Illustration d'entrée de ce billet : Jean Emile Vallet, village de campagne

jeudi 1 janvier 2026

Allmen et le dernier des Weynfeldt - Martin Suter


Le détective Allmen est mandaté par Adrian Weynfeldt, un richissime amateur d’art qui vient de remarquer la disparition d'un tableau auquel il tient : un Picasso qui n'entre dans aucun catalogue raisonné car réputé faux, il ne souhaite pas contacter la police pour cette raison. Allmen entreprend d'interroger les amis conviés pour un diner et dont au moins l'un d'entre eux aurait pu faire le coup. La requête des vidéoprotections de l'entrée de son immeuble permettrait de voir qui entre ou sort encombré d'un gros paquet mais curieusement les caméras n'ont rien enregistré ce soir là.


Je me suis laissée tentée par ce roman par le bouche-à-oreille et l'ai réservé à la médiathèque (je limite désormais mes acquisitions). C'est très sympathique car les deux protagonistes s'entendent bien dans leur disposition à boire et manger dès que possible, toutefois je n'ai pas réussi à leur donner corps et parfois ils se confondaient dans ma tête.

Moins de 200 pages et pourtant l'enquête avance très lentement, d'interrogation en interrogation. C'est effectivement du genre cosy-mystery quoiqu'il y ait un mort qui n'a rien à voir avec le vol du tableau. La bonne surprise vient des associés d'Allmen, qui sont ses serviteurs qui ont double casquette, c'est drôle et original.

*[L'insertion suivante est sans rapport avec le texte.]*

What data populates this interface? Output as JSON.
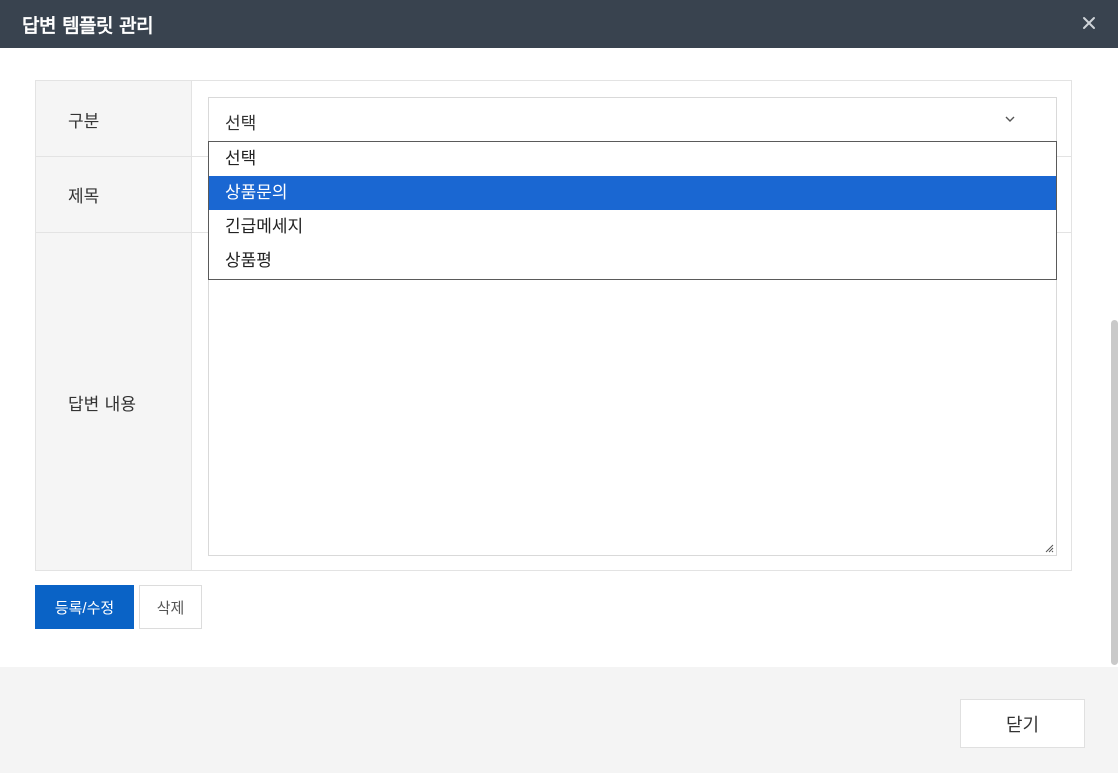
{
  "modal": {
    "title": "답변 템플릿 관리",
    "close_icon": "close-icon"
  },
  "form": {
    "category_label": "구분",
    "category_value": "선택",
    "title_label": "제목",
    "title_value": "",
    "content_label": "답변 내용",
    "content_value": ""
  },
  "dropdown": {
    "options": [
      "선택",
      "상품문의",
      "긴급메세지",
      "상품평"
    ],
    "highlighted": "상품문의"
  },
  "actions": {
    "save_label": "등록/수정",
    "delete_label": "삭제"
  },
  "footer": {
    "close_label": "닫기"
  },
  "colors": {
    "header_bg": "#39434f",
    "primary": "#0a63c6",
    "highlight": "#1a67d2",
    "label_bg": "#f5f5f5",
    "footer_bg": "#f4f4f4"
  }
}
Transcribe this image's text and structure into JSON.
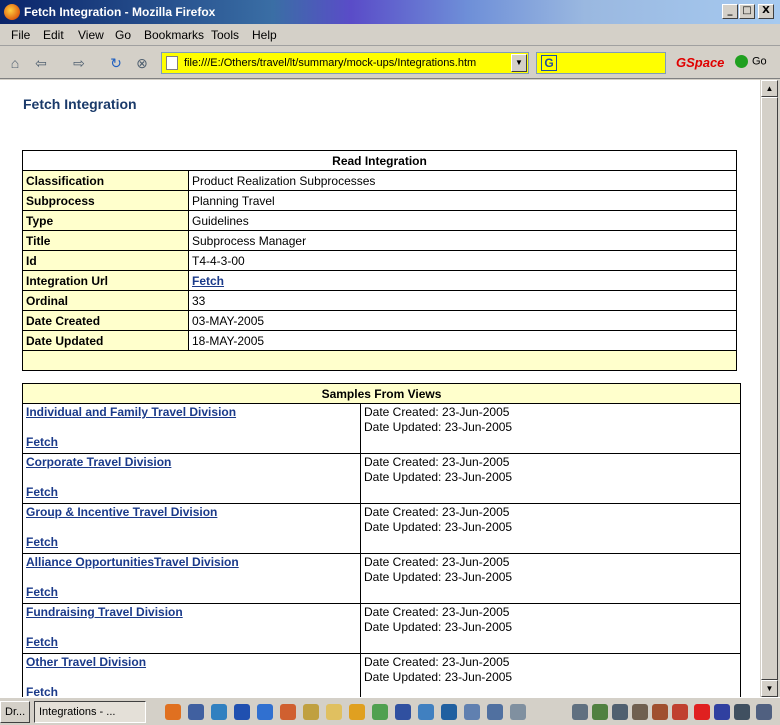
{
  "window": {
    "title": "Fetch Integration - Mozilla Firefox",
    "minimize": "_",
    "maximize": "□",
    "close": "X"
  },
  "menu": [
    "File",
    "Edit",
    "View",
    "Go",
    "Bookmarks",
    "Tools",
    "Help"
  ],
  "nav": {
    "url": "file:///E:/Others/travel/lt/summary/mock-ups/Integrations.htm",
    "gspace": "GSpace",
    "go": "Go"
  },
  "page": {
    "heading": "Fetch Integration",
    "read": {
      "title": "Read Integration",
      "rows": [
        {
          "k": "Classification",
          "v": "Product Realization Subprocesses"
        },
        {
          "k": "Subprocess",
          "v": "Planning Travel"
        },
        {
          "k": "Type",
          "v": "Guidelines"
        },
        {
          "k": "Title",
          "v": "Subprocess Manager"
        },
        {
          "k": "Id",
          "v": "T4-4-3-00"
        },
        {
          "k": "Integration Url",
          "v": "Fetch",
          "link": true
        },
        {
          "k": "Ordinal",
          "v": "33"
        },
        {
          "k": "Date Created",
          "v": "03-MAY-2005"
        },
        {
          "k": "Date Updated",
          "v": "18-MAY-2005"
        }
      ]
    },
    "samples": {
      "title": "Samples From Views",
      "fetch": "Fetch",
      "rows": [
        {
          "name": "Individual and Family Travel Division",
          "created": "Date Created: 23-Jun-2005",
          "updated": "Date Updated: 23-Jun-2005"
        },
        {
          "name": "Corporate Travel Division",
          "created": "Date Created: 23-Jun-2005",
          "updated": "Date Updated: 23-Jun-2005"
        },
        {
          "name": "Group & Incentive Travel Division",
          "created": "Date Created: 23-Jun-2005",
          "updated": "Date Updated: 23-Jun-2005"
        },
        {
          "name": "Alliance OpportunitiesTravel Division",
          "created": "Date Created: 23-Jun-2005",
          "updated": "Date Updated: 23-Jun-2005"
        },
        {
          "name": "Fundraising Travel Division",
          "created": "Date Created: 23-Jun-2005",
          "updated": "Date Updated: 23-Jun-2005"
        },
        {
          "name": "Other Travel Division",
          "created": "Date Created: 23-Jun-2005",
          "updated": "Date Updated: 23-Jun-2005"
        }
      ]
    }
  },
  "taskbar": {
    "item1": "Dr...",
    "item2": "Integrations - ..."
  }
}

– Eh bien ? demanda Allmen. 
– Il est manifestement très, très riche. Carlos se leva, plongea la main dans la poche ventrale du tablier qu’il portait pour cirer les chaussures et en sortit un morceau de papier qu’il déplia. C’était une photo peu avantageuse d’Adrian Weynfeldt debout à côté d’un chevalet supportant un tableau qui représentait une femme nue agenouillée devant un feu de cheminée. La légende annonçait : Vente aux enchères chez Murphy’s. Femme nue devant une salamandre de Félix Vallotton a changé hier de propriétaire moyennant le prix sensationnel de 4,1 millions. À côté du tableau, sur la photo : l’expert en art suisse de la salle des ventes.
– J’ai tapé son nom sur Google. Il a hérité une fortune de ses parents.

Pour moi c'est une première lecture de cet auteur auquel je crédite un style très correct mais pas exceptionnel. La singularité de ce roman réside surtout dans les protagonistes, plutôt sympathiques.

Structure du roman : bien
Crédibilité de l'auteur : oui
Style : correct et drôle
Coup de coeur : non
Tension narrative : aucune (on se fiche royalement de qui a volé le tableau)
Intérêt de l'histoire : se détendre avec un livre policier sans scène obscène.

publié en 2025
Traduit de l’allemand (Suisse) par Olivier Mannoni

illustration d'entrée de billet : "La Salamandre" de Félix Vallotton (1900) collection particulière.